By Terrell Lester
There’s a change in the air.
Not so much from winter to spring. That’s inherent.
No, this spring will bring with it a change in the presentation of Greater Tulsa Reporter Newspapers.
The six banners under the GTR umbrella will be consolidated into one.
In making the announcement, D. Forrest Cameron, founder and publisher of GTR Newspapers, has announced the change for this issue.
For the past 28 years, GTR has published monthly issues focused on Greater Tulsa communities, stretching from Owasso to Bixby.
Beginning with this issue, GTR publishes one all-encompassing issue serving all six previously localized public school districts.
The Greater Tulsa Reporter newspapers have been a news staple. A focal point. A reservoir. A groundbreaker in local news.
Under each banner, local news is the priority.
The Union Boundary, Midtown Monitor, Jenks District Gazette, Broken Arrow Express, Owasso Rambler and Bixby Breeze all received the Cameron Touch.
News was assimilated and formulated to fit each readership base, putting GTR on the must-read lists of informed and inquisitive metropolitan Tulsans.
Twenty-eight years of headlines, deadlines and bylines. From that initial publication of the Union Boundary in February 1993.
GTR was there when Dave Rader was coaching the University of Tulsa football team. And when he made his debut in the Oklahoma Senate.
GTR was there at the dawning of G.T. Bynum’s political career, when he was elected to his first Tulsa City Council seat.
GTR was there when basketball coach Bill Self made the unprecedented move from Oral Roberts University to the University of Tulsa.
GTR covered the opening of TU’s Reynolds Center, the BOK Center, ONEOK Field. Helped shine the light on performers from Luciano Pavarotti to B.B. King, from Willie Nelson to Tony Bennett.
GTR complemented its coverage of the opening of the Oklahoma Aquarium and Tulsa Hills Shopping Center with color photos and illuminating words.
GTR published with appropriate civic pride the dedication of Tulsa’s Gathering Place.
Simply put, if events unfolded, if people were involved, if news developed, GTR has been there.
GTR is Tulsa’s gathering place for information.
From the blossoming of Broken Arrow’s Rose District to the evolution of Jenks’ Main Street, GTR has been a familiar face, a trusted voice.
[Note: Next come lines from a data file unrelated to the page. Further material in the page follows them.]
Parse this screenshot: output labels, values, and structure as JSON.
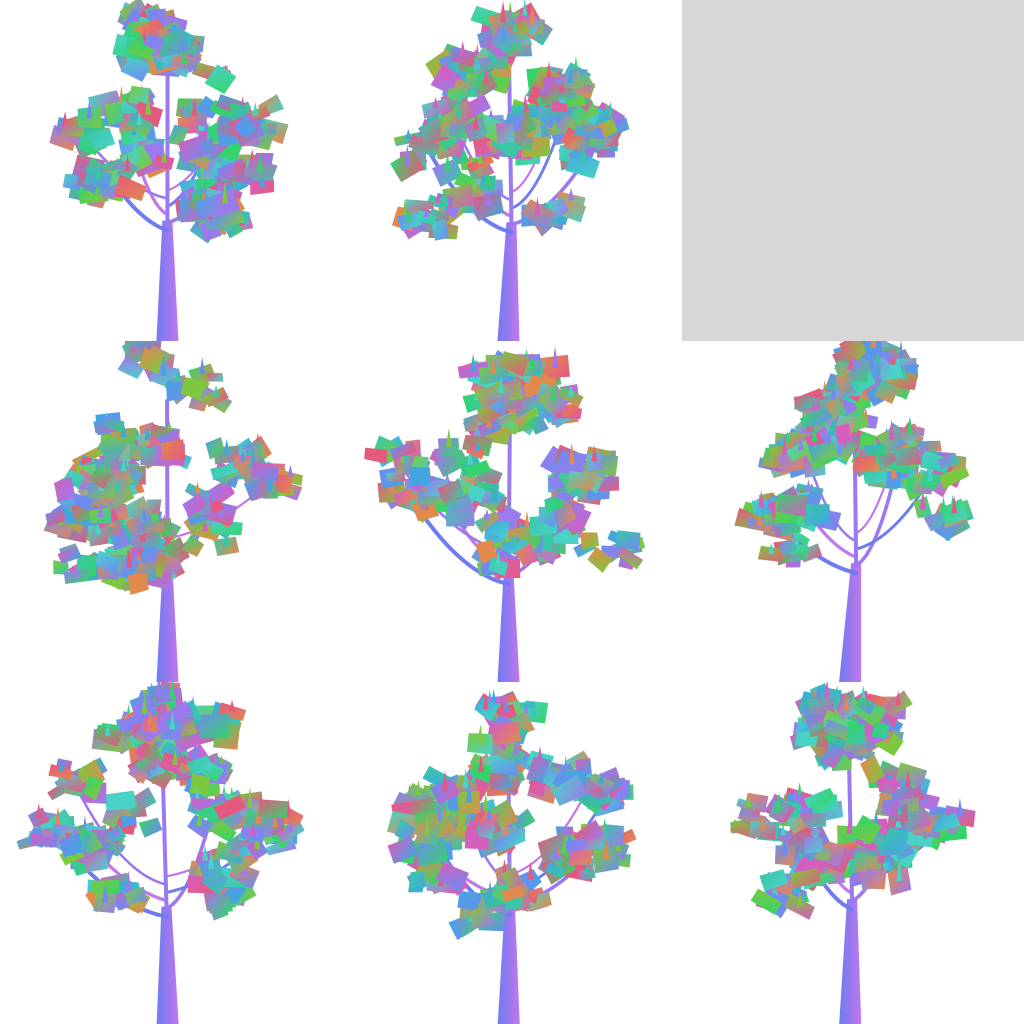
{
  "grid": {
    "rows": 3,
    "columns": 3,
    "background": "#ffffff",
    "empty_tile_color": "#d7d7d7"
  },
  "tiles": [
    {
      "kind": "tree",
      "seed": 11,
      "crown_spread": 1.0,
      "lean": 0.0
    },
    {
      "kind": "tree",
      "seed": 23,
      "crown_spread": 1.15,
      "lean": 0.05
    },
    {
      "kind": "empty"
    },
    {
      "kind": "tree",
      "seed": 37,
      "crown_spread": 1.2,
      "lean": 0.0
    },
    {
      "kind": "tree",
      "seed": 51,
      "crown_spread": 1.15,
      "lean": 0.0
    },
    {
      "kind": "tree",
      "seed": 67,
      "crown_spread": 1.05,
      "lean": 0.1
    },
    {
      "kind": "tree",
      "seed": 79,
      "crown_spread": 1.2,
      "lean": -0.02
    },
    {
      "kind": "tree",
      "seed": 89,
      "crown_spread": 1.1,
      "lean": 0.02
    },
    {
      "kind": "tree",
      "seed": 97,
      "crown_spread": 1.0,
      "lean": 0.03
    }
  ],
  "trunk_colors": [
    "#6f7cf0",
    "#9b79ef",
    "#c377ea"
  ],
  "leaf_palette": [
    "#35d36b",
    "#38c8a8",
    "#43a6e0",
    "#6f8bf1",
    "#9b7bec",
    "#d45fbf",
    "#e45a7f",
    "#e2894e",
    "#7cc83f",
    "#49d2c6"
  ]
}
GTR celebrated Broken Arrow’s first state championship in football. Celebrated Bixby’s golden run of current football success. Walked hand-in-hand with Jenks and Coach Allan Trimble and into a new era of football success with Keith Riggs. Followed the successful football journey of Coach Bill Blankenship from Union High School to the University of Tulsa to Owasso High School.
Cameron has carefully and strategically constructed a business plan that expanded to six newspapers with local emphasis, keeping a finger firmly on the pulse of the people.
Yet over time, the pulse of the people began to fluctuate.
Sure, they want to know, need to know, their home community. But they also want to know their Tulsa County neighbors.
With the realignment of GTR emphasis, the news from Owasso will be made available to the readers in Bixby and in Midtown Tulsa.
News of Broken Arrow’s Rooster Days, of Bixby’s Green Corn Festival, of Owasso’s Harvest Festival. All the celebrations, all the personalities, all the activities will be packaged into one publication for county-wide access.
GTR will continue with its cadre of blue-ribbon, contributing writers and dedicated, learned editors producing an all-encompassing journal on a monthly basis.
The people of Tulsa County have been rewarded for their GTR readership. The sports and entertainment, hometown news and human interest.
Education is at the epicenter of GTR newspapers. Readers are at the heart.
It all makes for a Greater Tulsa.
That will continue.
There will be no change in that mission.